Los españoles son pendulares y de paseíllo. Bambolean. Tan pronto pierden los anillos en reverencias a la Corona como flagelan con procacidades a la séptima heredera en la línea dinástica. Importa militar en un bando. España es para hinchas. Messi reconoce un fraude fiscal, achaca a su padre las malas cuentas y hace el paseíllo entre aplausos. Por lo que estamos viendo, cuán distinta es una Infanta: como no toca balón, debe merecer escarnio.

Artículo 486 de la Ley de Enjuiciamiento Criminal: «La persona a quien se impute un hecho punible deberá ser citada sólo para ser oída».

A día de hoy, la Infanta es inocente. Está imputada. La palabra parece fuerte. A los duros de oído quizá les suene hasta a implicada, una traicionera perversión del lenguaje del todo incierta. La imputan para escucharla. El juez decidirá si hay elementos con los que acusarla. Y este paso tampoco presupone nada. Llegado el caso tendrían que condenarla.

Que Cristina de Borbón, con todo lo que representa, declare y aclare, como un ciudadano normal, prueba que el sistema judicial funciona. Que algunos en esta circunstancia ahorren todos los trámites y la sitúen por recorrer una rampa poco menos que a la puerta de la cárcel muestra lo mucho que necesita madurar esta nación de excesos.

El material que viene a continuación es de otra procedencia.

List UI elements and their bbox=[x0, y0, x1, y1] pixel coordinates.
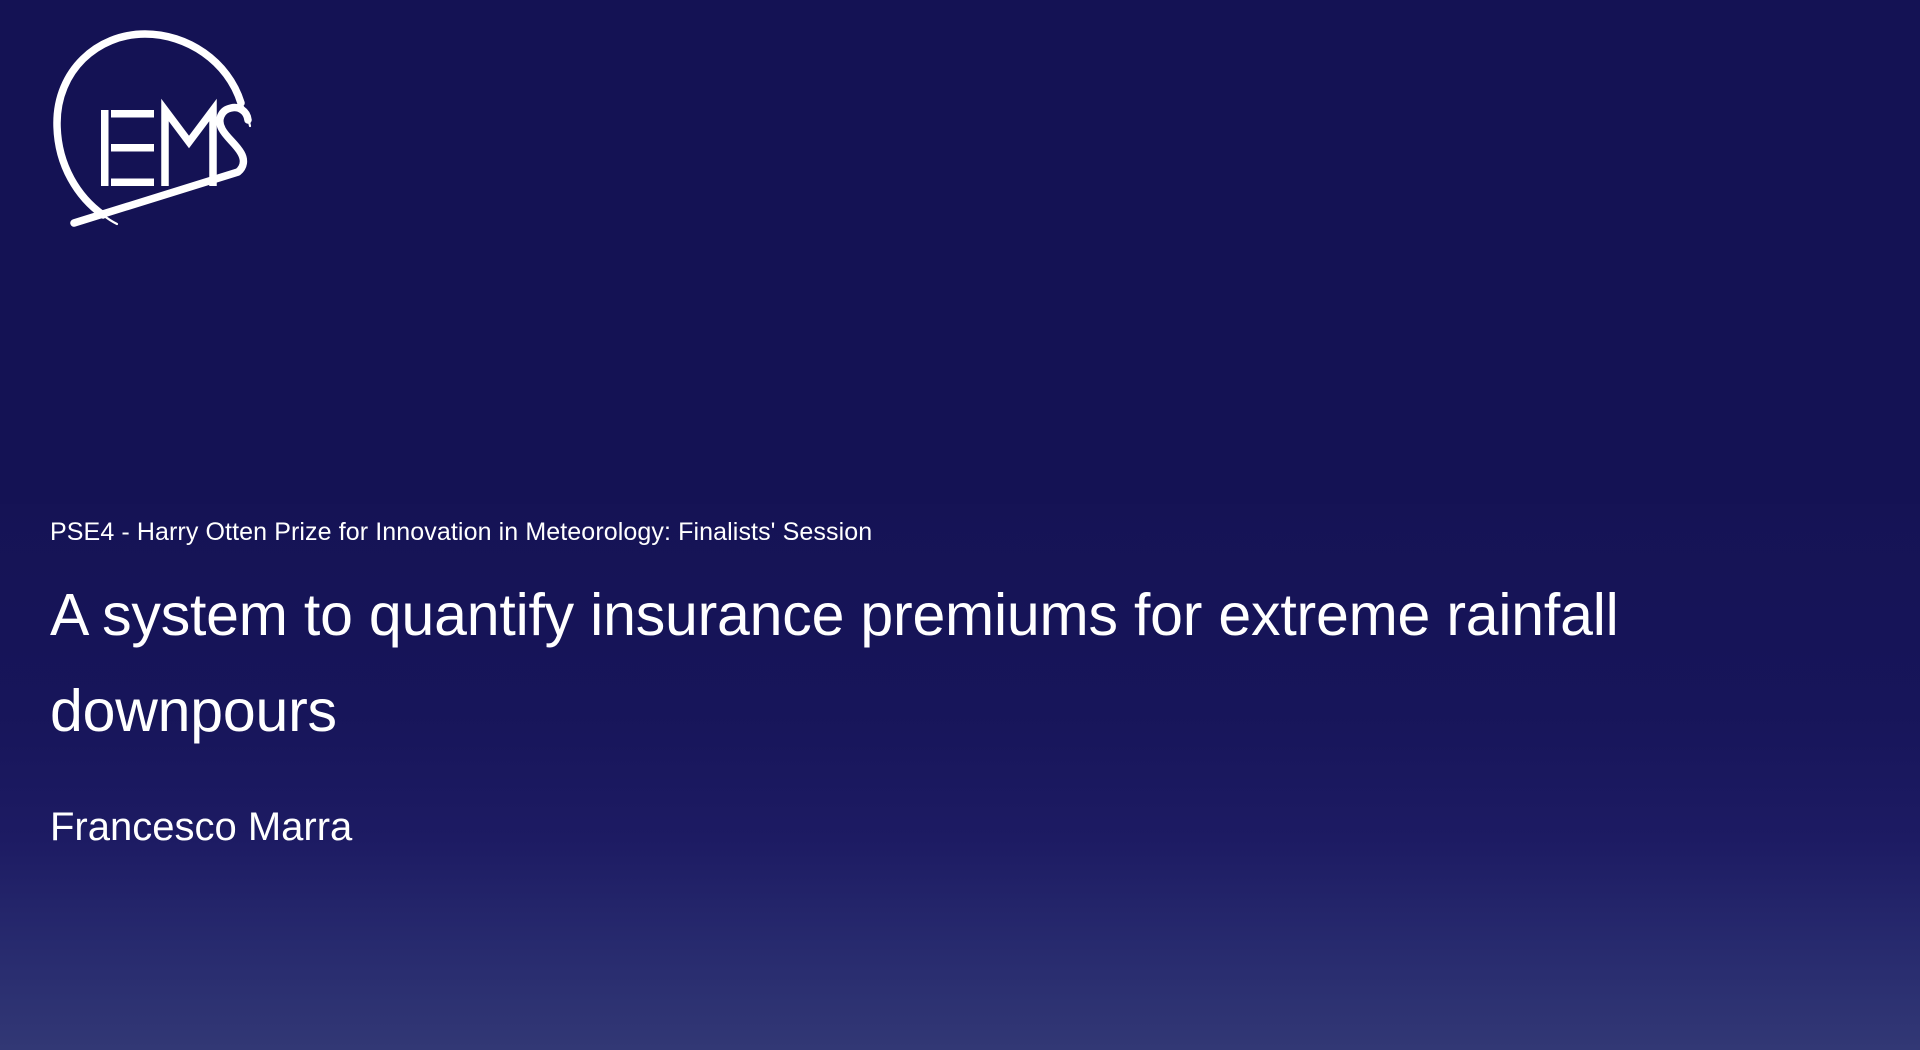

La hija de los Reyes de España merece el mismo trato que cualquier imputado: el respeto que garantice su reputación y llegar al juzgado sin tumultos ni amenazas. Luego que afronte lo que en justicia le toque. ¿Íbamos a tolerar que a las miles de personas que cada día comparecen ante un magistrado las recibiera una turba vociferante a la entrada? ¿Íbamos a señalarles como culpables por verles traspasar la puerta?

Sólo hay un auténtico vicio español: Cebarse en desprestigiar al vecino.